Ridotte le aree edificabili nel Prg
Il consiglio comunale approva la variante: discusse 83 osservazioni
CASOLI. Ottantatré osservazioni esaminate, di cui il 90% accolte, in un consiglio comunale durato circa 7 ore. Via libera alla variante al piano regolatore di Casoli, che ora passerà in conferenza dei servizi prima della definitiva approvazione. Una variante fatta “in house”, dall’architetto Marcello Di Toro dell’ufficio urbanistico comunale, con un risparmio notevole nei costi di progettazione. «Si è lavorato nell’ottica della sostenibilità», spiega il sindaco Sergio De Luca, «tanto che la variante prevede una riduzione delle aree edificabili di circa 860mila metri quadri, che comporterà sì una riduzione di entrata dell’Imu nelle casse comunali di circa 60mila euro annui, ma ridurrà le tasse ai cittadini. Abbiamo scelto, quindi, di ridurre i terreni edificabili per evitare il consumo del suolo e di tutelare meglio quelli agricoli. Inoltre nella variante abbiamo deciso di rendere per nulla edificabili le aree gialle e rosse del Piano di assetto idrogeologico, ossia a rischio, per evitare che ci siano disastri durante le alluvioni.
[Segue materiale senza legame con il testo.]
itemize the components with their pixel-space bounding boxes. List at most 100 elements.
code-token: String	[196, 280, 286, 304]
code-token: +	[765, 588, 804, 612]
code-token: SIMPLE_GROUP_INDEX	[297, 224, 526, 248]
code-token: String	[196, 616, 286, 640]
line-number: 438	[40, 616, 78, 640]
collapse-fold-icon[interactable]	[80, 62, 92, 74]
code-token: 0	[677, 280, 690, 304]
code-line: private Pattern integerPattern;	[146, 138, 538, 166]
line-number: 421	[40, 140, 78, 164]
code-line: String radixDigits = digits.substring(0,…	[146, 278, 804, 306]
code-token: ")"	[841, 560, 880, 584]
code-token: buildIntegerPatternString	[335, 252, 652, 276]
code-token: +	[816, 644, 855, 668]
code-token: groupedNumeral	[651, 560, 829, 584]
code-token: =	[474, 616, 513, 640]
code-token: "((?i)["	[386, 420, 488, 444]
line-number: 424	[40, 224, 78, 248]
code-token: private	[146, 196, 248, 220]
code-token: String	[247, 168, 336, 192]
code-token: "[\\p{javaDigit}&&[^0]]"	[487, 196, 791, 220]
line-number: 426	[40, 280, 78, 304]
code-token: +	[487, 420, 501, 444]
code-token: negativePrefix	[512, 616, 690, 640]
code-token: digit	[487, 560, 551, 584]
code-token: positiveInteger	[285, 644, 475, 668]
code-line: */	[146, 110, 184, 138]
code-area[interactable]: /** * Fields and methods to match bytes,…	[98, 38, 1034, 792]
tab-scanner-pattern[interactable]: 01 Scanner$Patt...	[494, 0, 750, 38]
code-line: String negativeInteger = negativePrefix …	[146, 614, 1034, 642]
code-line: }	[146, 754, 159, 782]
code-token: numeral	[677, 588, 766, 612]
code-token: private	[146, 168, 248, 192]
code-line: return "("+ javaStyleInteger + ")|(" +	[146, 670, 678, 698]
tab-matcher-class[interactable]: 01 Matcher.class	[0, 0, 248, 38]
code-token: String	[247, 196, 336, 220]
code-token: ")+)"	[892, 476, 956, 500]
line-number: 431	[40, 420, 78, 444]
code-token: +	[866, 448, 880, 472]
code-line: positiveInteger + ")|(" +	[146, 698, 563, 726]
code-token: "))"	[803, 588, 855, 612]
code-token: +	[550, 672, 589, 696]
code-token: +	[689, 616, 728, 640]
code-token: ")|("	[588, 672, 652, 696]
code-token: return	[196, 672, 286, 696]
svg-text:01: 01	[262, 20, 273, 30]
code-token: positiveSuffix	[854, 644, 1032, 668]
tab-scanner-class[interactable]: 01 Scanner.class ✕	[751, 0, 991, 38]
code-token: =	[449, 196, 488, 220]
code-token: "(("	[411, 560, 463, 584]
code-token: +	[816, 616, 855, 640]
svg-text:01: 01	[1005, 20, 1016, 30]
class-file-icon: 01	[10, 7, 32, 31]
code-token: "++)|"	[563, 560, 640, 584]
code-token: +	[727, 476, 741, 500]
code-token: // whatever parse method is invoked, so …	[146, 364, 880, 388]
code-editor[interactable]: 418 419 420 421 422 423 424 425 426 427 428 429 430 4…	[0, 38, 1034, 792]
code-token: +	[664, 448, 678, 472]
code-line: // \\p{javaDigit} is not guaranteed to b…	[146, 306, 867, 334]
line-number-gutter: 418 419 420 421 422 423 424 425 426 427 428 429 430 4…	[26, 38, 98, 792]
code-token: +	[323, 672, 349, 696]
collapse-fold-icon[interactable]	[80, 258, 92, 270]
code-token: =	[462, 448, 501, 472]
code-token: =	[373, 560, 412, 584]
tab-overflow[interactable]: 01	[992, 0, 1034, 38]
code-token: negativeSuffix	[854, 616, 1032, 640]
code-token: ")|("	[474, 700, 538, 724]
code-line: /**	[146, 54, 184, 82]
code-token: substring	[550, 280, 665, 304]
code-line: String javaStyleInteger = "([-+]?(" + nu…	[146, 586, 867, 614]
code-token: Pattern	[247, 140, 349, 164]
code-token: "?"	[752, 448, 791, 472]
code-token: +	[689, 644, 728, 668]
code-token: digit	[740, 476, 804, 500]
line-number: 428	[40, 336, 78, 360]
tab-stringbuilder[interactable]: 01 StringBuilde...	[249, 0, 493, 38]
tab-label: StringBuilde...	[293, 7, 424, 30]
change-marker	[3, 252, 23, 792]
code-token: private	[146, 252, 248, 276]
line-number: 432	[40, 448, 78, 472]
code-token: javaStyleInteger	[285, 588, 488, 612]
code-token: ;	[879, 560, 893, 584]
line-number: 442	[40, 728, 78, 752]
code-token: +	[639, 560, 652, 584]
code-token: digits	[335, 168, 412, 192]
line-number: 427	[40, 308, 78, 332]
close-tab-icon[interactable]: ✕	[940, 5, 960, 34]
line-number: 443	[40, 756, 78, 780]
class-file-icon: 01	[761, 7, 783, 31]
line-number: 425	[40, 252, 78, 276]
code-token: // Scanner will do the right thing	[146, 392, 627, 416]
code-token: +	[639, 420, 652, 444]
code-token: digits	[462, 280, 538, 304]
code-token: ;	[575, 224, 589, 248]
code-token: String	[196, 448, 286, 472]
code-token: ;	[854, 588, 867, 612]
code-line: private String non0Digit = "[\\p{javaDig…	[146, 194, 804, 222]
Era prevista una strada in una di queste aree ed è stata tolta». Sono state 75 le osservazioni al piano presentate dai cittadini, altre 8 dall’ufficio tecnico del Comune per sistemare le cartografie.
«Molte richieste dei cittadini», aggiunge De Luca, «erano appunto per eliminare le aree edificabili e farle tornare agricole, e sono state accolte. C’era anche una richiesta per dedicare un’area cimiteriale agli animali domestici, idea non malvagia ma respinta perché in contrasto con alcune norme regionali. Respinta anche l’osservazione per creare un’area da motocross poiché in una zona vincolata dal Pai. Vengono poi tutelate le attività agricole di colture specializzate perché sono zone che non saranno intaccate da edifici o insediamenti industriali, previsti invece a valle». La delibera finale è stata approvata a maggioranza; la minoranza ha votato contro ritenendo la variante al piano non volta al futuro. (t.d.r.)